À la différence de la révolution informatique des années 80/90 ou de l’arrivée d’internet dans les années 2000, la vague d’IA générative est aujourd’hui majoritairement portée par les salariés, bien plus que par les entreprises qui restent encore, pour beaucoup attentistes. OpenAI revendique ainsi plus de douze millions d’abonnés individuels payants (soit 5 à 6 % du total de ses 250 millions d’utilisateurs), pour “seulement” un million d’entreprises abonnées.
“C’est une révolution qui est arrivée par les individus, et qui s’est ensuite propagée dans l’entreprise… Ça change beaucoup de choses ! Cela met notamment beaucoup de pression sur les chefs d’entreprise à qui on demande d’avoir une politique sur le sujet”, explique Robin Rivaton, co-président du Comex40 du Medef et CEO de Stonal.
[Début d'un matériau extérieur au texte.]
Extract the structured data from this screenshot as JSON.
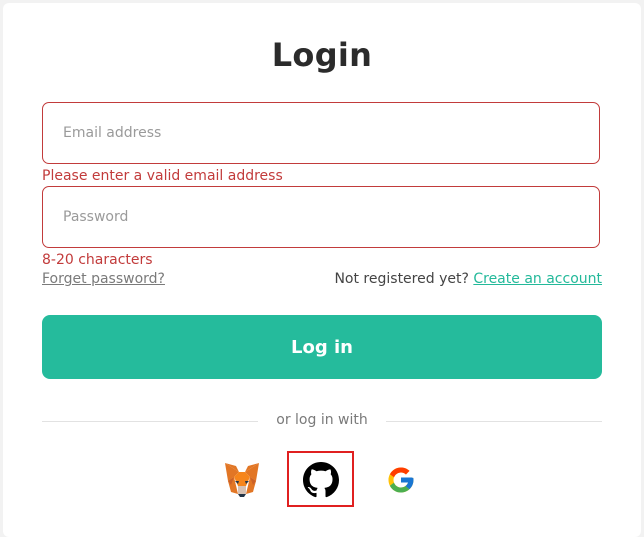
{
  "login": {
    "title": "Login",
    "email": {
      "placeholder": "Email address",
      "error": "Please enter a valid email address"
    },
    "password": {
      "placeholder": "Password",
      "error": "8-20 characters"
    },
    "forget_link": "Forget password?",
    "register_prompt": "Not registered yet?",
    "create_account_link": "Create an account",
    "login_button": "Log in",
    "divider_text": "or log in with",
    "social": [
      {
        "name": "metamask",
        "icon": "metamask-fox-icon"
      },
      {
        "name": "github",
        "icon": "github-icon"
      },
      {
        "name": "google",
        "icon": "google-icon"
      }
    ],
    "colors": {
      "accent": "#25bb9c",
      "error": "#c23b3b",
      "highlight_box": "#e02020"
    }
  }
}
Une technologie qui égalise ?
Qu’elle soit accompagnée ou subie par les entreprises, cette prise en main spontanée de l’IA générative par les collaborateurs commence à avoir des effets bien concrets, et ils sont plutôt positifs, selon l’étude du Medef. En effet, celle-ci évacue les risques pour l’emploi, une “peur [qui] est profondément irrationnelle quand on la confronte sur période longue", et évoque plutôt une “explosion des hiérarchies”, avec “une mobilité accrue pour des profils autrefois bloqués par le diplôme, la langue ou la maîtrise des outils informatiques”.
L'étude revient notamment sur un exemple précis : en Espagne, Orange a observé, dans un de ses centres d’appels, ayant mené une expérimentation avec l’IA, “un nivellement par le haut de tous les agents. Ceux qui étaient dans le premier quartile voient leur performance augmenter de 15 à 20% ; ceux qui se situaient dans le dernier quartile voient leur productivité doubler.”
“Souvent, on a la vision d’une technologie qui va polariser alors que, sur le terrain, on a plutôt des retours sur une certaine égalisation, avec une technologie qui bénéficie à tout le monde”, constate ainsi Robin Rivaton.
Expliquer et accompagner dirigeants et collaborateurs
Mais pour bénéficier à tout le monde, les usages et les intérêts de l’IA doivent tout de même être plus largement expliqués, aussi bien pour les dirigeants que pour les collaborateurs. Une tâche à laquelle a commencé à s'atteler le Medef avec son “Tour de France de l’IA”, qui compte plus d’une vingtaine d’étapes d’ici février 2025.
“On voit énormément d’intérêt pour l’événement, mais avec une forte hétérogénéité en fonction des secteurs, des tailles d’entreprise ou des territoires. Il y a encore un vrai travail pédagogique à faire pour expliquer les bénéfices qu’on peut tirer de l’IA”, explique le co-président du Comex40 du Medef. Et ce, alors que selon l’institut Gartner, nous sommes maintenant au “pic des attentes” et allons bientôt entrer dans “la vallée de déception”.
Former, mais surtout changer les modes de management
L’un des enjeux principaux est d’éviter les déconvenues vécues avec le mouvement de transformation numérique initié dans les années 2010, marqué par de forts investissements technologiques, mais des impacts (encore) limités. De fait, comme le constate Robin Rivaton, “si les entreprises françaises ont énormément investi dans la digitalisation et le logiciel ces dernières années, elles n'en ont pas recueilli les fruits, la France affichant la plus forte baisse de la productivité du capital des pays de l'OCDE ces dix dernières années”.
Une des raisons de ce décalage, selon l’entrepreneur ? Un enjeu de management, qui pourrait gagner en souplesse. “C’est une question de formation, certes, mais surtout d’autonomisation des collaborateurs. 61% des salariés français déclarent avoir peu d'autonomie contre 39% au Royaume-Uni : la France est le pays dans lequel les salariés déclarent être les moins autonomes dans leurs tâches au travail ! C’est pourtant un point encore plus important avec l’IA, qui est une technologie qui repose sur l’expérimentation et une prise en main individuelle.”